On Sun, Aug 27, 2023, at 17:19, Rob Cliffe via Python-list wrote:
I understand that this is an error: I'm telling the f-string to expect
an integer when in fact I'm giving it a Decimal.
And indeed f"{x:3}" gives ' 42' whether x is an int or a Decimal.
However, to my mind it is not the format string that is invalid, but the value supplied to it.
Would it be possible to have a different error message, something like
ValueError: int expected in format string but decimal.Decimal found
Or am I missing something?
It's up to the type what format strings are valid for it, so you can't really go "int expected". However, a more detailed error string like "invalid format string '3d' for object Decimal('42')" might be useful.

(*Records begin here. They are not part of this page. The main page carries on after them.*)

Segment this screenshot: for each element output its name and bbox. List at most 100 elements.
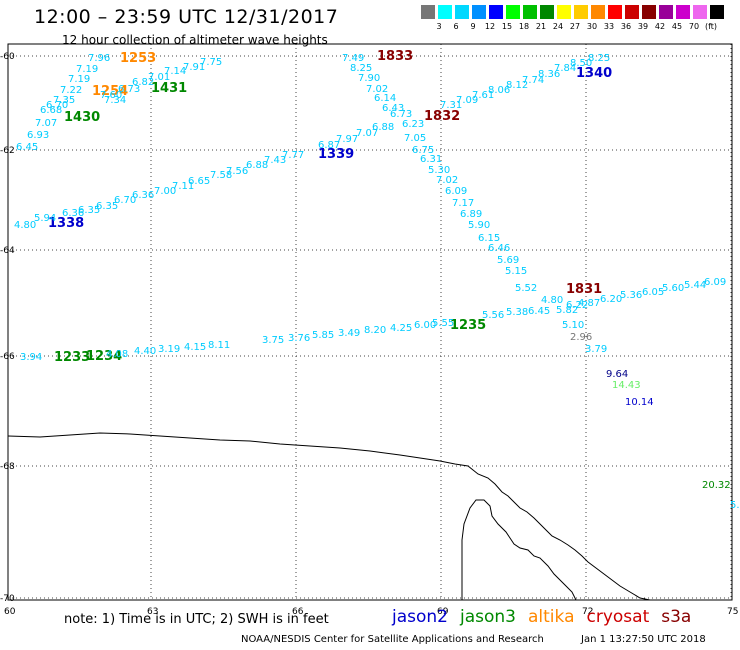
lat-tick-label: -62 [0,146,15,156]
swh-value: 7.58 [210,170,232,181]
scale-swatch [472,5,486,19]
swh-value: 7.14 [164,66,186,77]
scale-swatch [540,5,554,19]
scale-label: 27 [569,22,581,31]
swh-value: 5.94 [34,213,56,224]
scale-label: 24 [552,22,564,31]
swh-value: 4.15 [184,342,206,353]
swh-value: 6.68 [40,105,62,116]
swh-value: 7.01 [148,72,170,83]
scale-label: 21 [535,22,547,31]
swh-value: 5.38 [506,307,528,318]
scale-swatch [642,5,656,19]
swh-value: 6.14 [374,93,396,104]
swh-value: 8.12 [506,80,528,91]
swh-value: 2.96 [570,332,592,343]
scale-label: 36 [620,22,632,31]
swh-value: 4.40 [134,346,156,357]
swh-value: 6.70 [46,100,68,111]
swh-value: 8.36 [538,69,560,80]
swh-value: 6.35 [78,205,100,216]
swh-value: 6.22 [566,300,588,311]
axis-tick-labels: -60 -62 -64 -66 -68 -70 60 63 66 69 72 75 [0,52,738,617]
swh-value: 6.43 [382,103,404,114]
swh-value: 4.25 [390,323,412,334]
swh-value: 5.82 [556,305,578,316]
footnote: note: 1) Time is in UTC; 2) SWH is in fe… [64,612,329,627]
swh-value: 7.97 [336,134,358,145]
swh-value: 7.75 [200,57,222,68]
pass-time-label: 1234 [86,349,122,364]
scale-label: 30 [586,22,598,31]
swh-value: 7.35 [53,95,75,106]
swh-value: 4.87 [578,298,600,309]
scale-label: 18 [518,22,530,31]
swh-value: 8.25 [350,63,372,74]
swh-value: 6.45 [16,142,38,153]
swh-value: 7.19 [76,64,98,75]
swh-value: 7.43 [264,155,286,166]
swh-value: 5.85 [312,330,334,341]
swh-value: 3.75 [262,335,284,346]
lon-tick-label: 69 [437,607,449,617]
swh-value: 6.09 [704,277,726,288]
swh-value: 20.32 [702,480,731,491]
swh-value: 3.76 [288,333,310,344]
pass-time-label: 1833 [377,49,413,64]
swh-value: 14.43 [612,380,641,391]
swh-value: 4.80 [541,295,563,306]
swh-value: 4.08 [106,349,128,360]
swh-value: 8.06 [488,85,510,96]
scale-swatch [523,5,537,19]
swh-value: 7.00 [154,186,176,197]
swh-value: 9.64 [606,369,628,380]
scale-swatch [421,5,435,19]
satellite-legend: jason2 jason3 altika cryosat s3a [392,607,703,627]
swh-value: 6.89 [460,209,482,220]
swh-value: 5.69 [497,255,519,266]
pass-time-label: 1338 [48,216,84,231]
swh-value: 7.90 [358,73,380,84]
swh-value: 3.49 [338,328,360,339]
swh-value: 7.31 [440,100,462,111]
scale-label: 45 [671,22,683,31]
swh-value: 6.73 [118,84,140,95]
swh-value: 8.50 [570,58,592,69]
scale-label: 12 [484,22,496,31]
swh-value: 6.05 [642,287,664,298]
pass-time-label: 1233 [54,350,90,365]
swh-value: 6.88 [246,160,268,171]
pass-time-label: 1339 [318,147,354,162]
scale-swatch [455,5,469,19]
scale-swatch [438,5,452,19]
antarctic-coastline [7,432,670,601]
scale-swatch [574,5,588,19]
swh-value: 6.87 [318,140,340,151]
legend-altika: altika [528,607,575,627]
lat-lon-grid [7,43,733,601]
pass-time-label: 1831 [566,282,602,297]
swh-value: 7.11 [172,181,194,192]
scale-swatch [557,5,571,19]
lon-tick-label: 66 [292,607,304,617]
swh-value: 7.84 [554,63,576,74]
swh-value: 7.49 [342,53,364,64]
scale-swatch [506,5,520,19]
swh-value: 6.31 [420,154,442,165]
swh-value: 3.19 [158,344,180,355]
swh-value: 7.96 [88,53,110,64]
swh-value: 8.11 [208,340,230,351]
swh-value: 6.20 [600,294,622,305]
swh-value: 7.07 [35,118,57,129]
swh-value: 5.10 [562,320,584,331]
lon-tick-label: 75 [727,607,738,617]
lat-tick-label: -68 [0,462,15,472]
map-title: 12:00 – 23:59 UTC 12/31/2017 [34,6,339,28]
swh-value: 6.09 [445,186,467,197]
scale-swatch [489,5,503,19]
scale-swatch [659,5,673,19]
scale-label: 42 [654,22,666,31]
legend-jason3: jason3 [460,607,516,627]
swh-value: 3.79 [585,344,607,355]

right now we have some inconsistencies:
- float object [same for str, int, etc]
ValueError: Unknown format code 'd' for object of type 'float' [if it thinks it's identified a single-letter 'code' in the usual microlanguage]
ValueError: Invalid format specifier '???' for object of type '[type]'
- arbitrary object that doesn't override __format__, ipaddress
TypeError: unsupported format string passed to [type].__format__
- datetime, decimal
ValueError: Invalid format string
neither shows the value of the offending object, only its type. incidentally, ipaddress and object don't support the usual field width, padding, etc specifiers
[int supports code 'f' just fine, by the way, but has the same message as float if you give it 's']
Going beyond that, it *might* be viable to have some sort of "guess what numeric type the format string was intended for", shared across at least all numeric types of objects. Alternatively, we could require all numeric types to support all numeric
formats, even ones that don't make a lot of sense.